In drilling operations for oil and gas, the retrieval of cylindrical samples of rock materials, known as cores, from underground locations is a common practice. The cores are studied to gain a better understanding of the fabric of the reservoir materials and their inherent properties to store and flow oil, gas and water.
One common method of gaining information on the reservoir material properties is to take continuous measurements of the wellbore properties for each well using electrical, sonic, radioactive and other devices, a process known as logging. If the information in the log for a particular depth in the wellbore can be combined with the information derived from a core sample taken at that depth, a fuller understanding of the reservoir is possible. However, in order to extract meaningful data from the logs for this purpose, it is essential to be able to match the depth as recorded in the log with the core sample taken at that depth.

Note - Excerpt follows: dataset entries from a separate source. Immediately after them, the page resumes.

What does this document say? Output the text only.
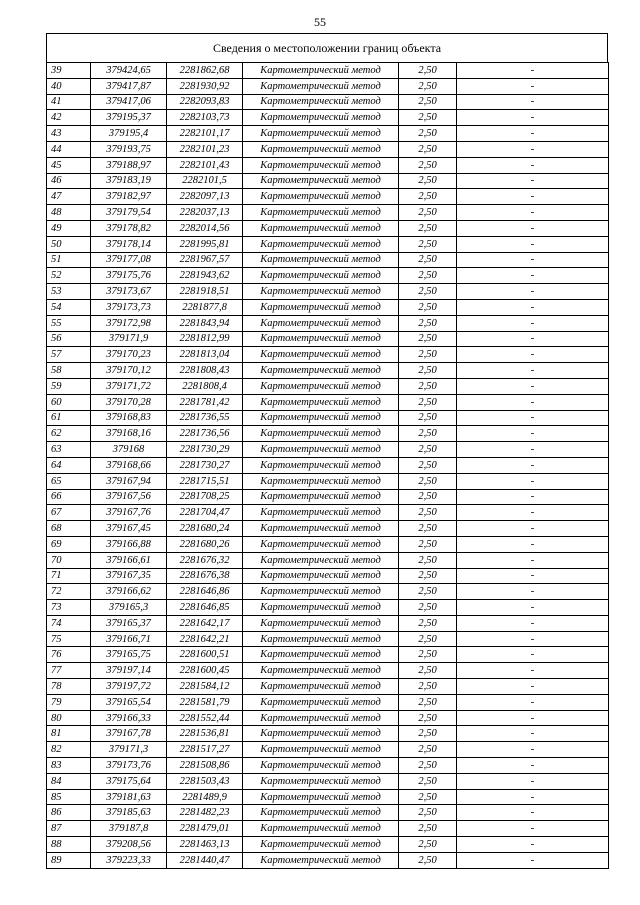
55
Сведения о местоположении границ объекта
39	379424,65	2281862,68	Картометрический метод	2,50	-
40	379417,87	2281930,92	Картометрический метод	2,50	-
41	379417,06	2282093,83	Картометрический метод	2,50	-
42	379195,37	2282103,73	Картометрический метод	2,50	-
43	379195,4	2282101,17	Картометрический метод	2,50	-
44	379193,75	2282101,23	Картометрический метод	2,50	-
45	379188,97	2282101,43	Картометрический метод	2,50	-
46	379183,19	2282101,5	Картометрический метод	2,50	-
47	379182,97	2282097,13	Картометрический метод	2,50	-
48	379179,54	2282037,13	Картометрический метод	2,50	-
49	379178,82	2282014,56	Картометрический метод	2,50	-
50	379178,14	2281995,81	Картометрический метод	2,50	-
51	379177,08	2281967,57	Картометрический метод	2,50	-
52	379175,76	2281943,62	Картометрический метод	2,50	-
53	379173,67	2281918,51	Картометрический метод	2,50	-
54	379173,73	2281877,8	Картометрический метод	2,50	-
55	379172,98	2281843,94	Картометрический метод	2,50	-
56	379171,9	2281812,99	Картометрический метод	2,50	-
57	379170,23	2281813,04	Картометрический метод	2,50	-
58	379170,12	2281808,43	Картометрический метод	2,50	-
59	379171,72	2281808,4	Картометрический метод	2,50	-
60	379170,28	2281781,42	Картометрический метод	2,50	-
61	379168,83	2281736,55	Картометрический метод	2,50	-
62	379168,16	2281736,56	Картометрический метод	2,50	-
63	379168	2281730,29	Картометрический метод	2,50	-
64	379168,66	2281730,27	Картометрический метод	2,50	-
65	379167,94	2281715,51	Картометрический метод	2,50	-
66	379167,56	2281708,25	Картометрический метод	2,50	-
67	379167,76	2281704,47	Картометрический метод	2,50	-
68	379167,45	2281680,24	Картометрический метод	2,50	-
69	379166,88	2281680,26	Картометрический метод	2,50	-
70	379166,61	2281676,32	Картометрический метод	2,50	-
71	379167,35	2281676,38	Картометрический метод	2,50	-
72	379166,62	2281646,86	Картометрический метод	2,50	-
73	379165,3	2281646,85	Картометрический метод	2,50	-
74	379165,37	2281642,17	Картометрический метод	2,50	-
75	379166,71	2281642,21	Картометрический метод	2,50	-
76	379165,75	2281600,51	Картометрический метод	2,50	-
77	379197,14	2281600,45	Картометрический метод	2,50	-
78	379197,72	2281584,12	Картометрический метод	2,50	-
79	379165,54	2281581,79	Картометрический метод	2,50	-
80	379166,33	2281552,44	Картометрический метод	2,50	-
81	379167,78	2281536,81	Картометрический метод	2,50	-
82	379171,3	2281517,27	Картометрический метод	2,50	-
83	379173,76	2281508,86	Картометрический метод	2,50	-
84	379175,64	2281503,43	Картометрический метод	2,50	-
85	379181,63	2281489,9	Картометрический метод	2,50	-
86	379185,63	2281482,23	Картометрический метод	2,50	-
87	379187,8	2281479,01	Картометрический метод	2,50	-
88	379208,56	2281463,13	Картометрический метод	2,50	-
89	379223,33	2281440,47	Картометрический метод	2,50	-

Unfortunately, this is not a straightforward process. In general, the depth at which a particular core is taken as recorded by the drilling crew is subject to large errors as the depths are calculated by adding the lengths of individual drill pipes, which are subject to various expansion-compression loads in the borehole. Additionally, the incomplete recovery of cores (i.e. some pieces are missing due to mechanical failure and drilling fluid circulation related wash-outs), coupled with the current practice of lumping all the unrecovered lengths at the bottom of each core barrel, which is a tube holding cores during drilling, also contributes to the uncertainty in core depth reporting. The errors or uncertainties can lead to improper matches between log and core data, resulting in costly mistakes in reservoir performance predictions.
One conventional method for attacking this problem has been gamma-scanning in petrophysical laboratories for comparing the core depths with log depths. While gamma-scanning is easy to apply in sandstone reservoirs, the absence of the usual markers present in the typical sand/shale sequences and poor signals make it difficult to obtain satisfactory depth matches in the carbonate cores.
In another aspect of oil/gas field drilling, X-ray computed tomography of cores has been used to measure, for example porosity, relative permeability, fluid saturations, bulk density and mineralogy. The process makes it possible to look inside core materials in a non-destructive manner for visualizing heterogeneities, lithology variations and has been used to compute such core parameters for almost 20 years. Examples of patents disclosing the use of this process are U.S. Pat. Nos. 5,036,193, 4,868,751, 5,359,194, 5,984,023, 6,003,620 and 6,220,371 B1.
U.S. Pat. No. 4,542,648 to Vinegar et al. is directed to the use of an X-ray computerized axial tomography (CAT) scanning technique in a method of correlating a core sample with its original position in a borehole. This method recognizes that there is a relationship between certain quantitative data (mass attenuation coefficients) generated by a typical CT scanner and bulk densities at generally high X-ray energies. In one embodiment, the method involves convolving interpolated density values derived from CT measured average attenuation coefficients with the response function of the logging tool to generate convolved density values that are cross correlated with the log density values to obtain the maximum cross correlation function for the correlation depth. In another embodiment, the method involves convolving effective atomic numbers with the response function of the tool to obtain convolved effective atomic numbers that are cross correlated with the photoelectric log values.
However, this method requires the use of complicated mathematics, which makes its procedure difficult for use by typical workers for predicting depth shifts. Moreover, with this method it is difficult to correlate the CT data with the density logs as it depends on what was present outside the core material.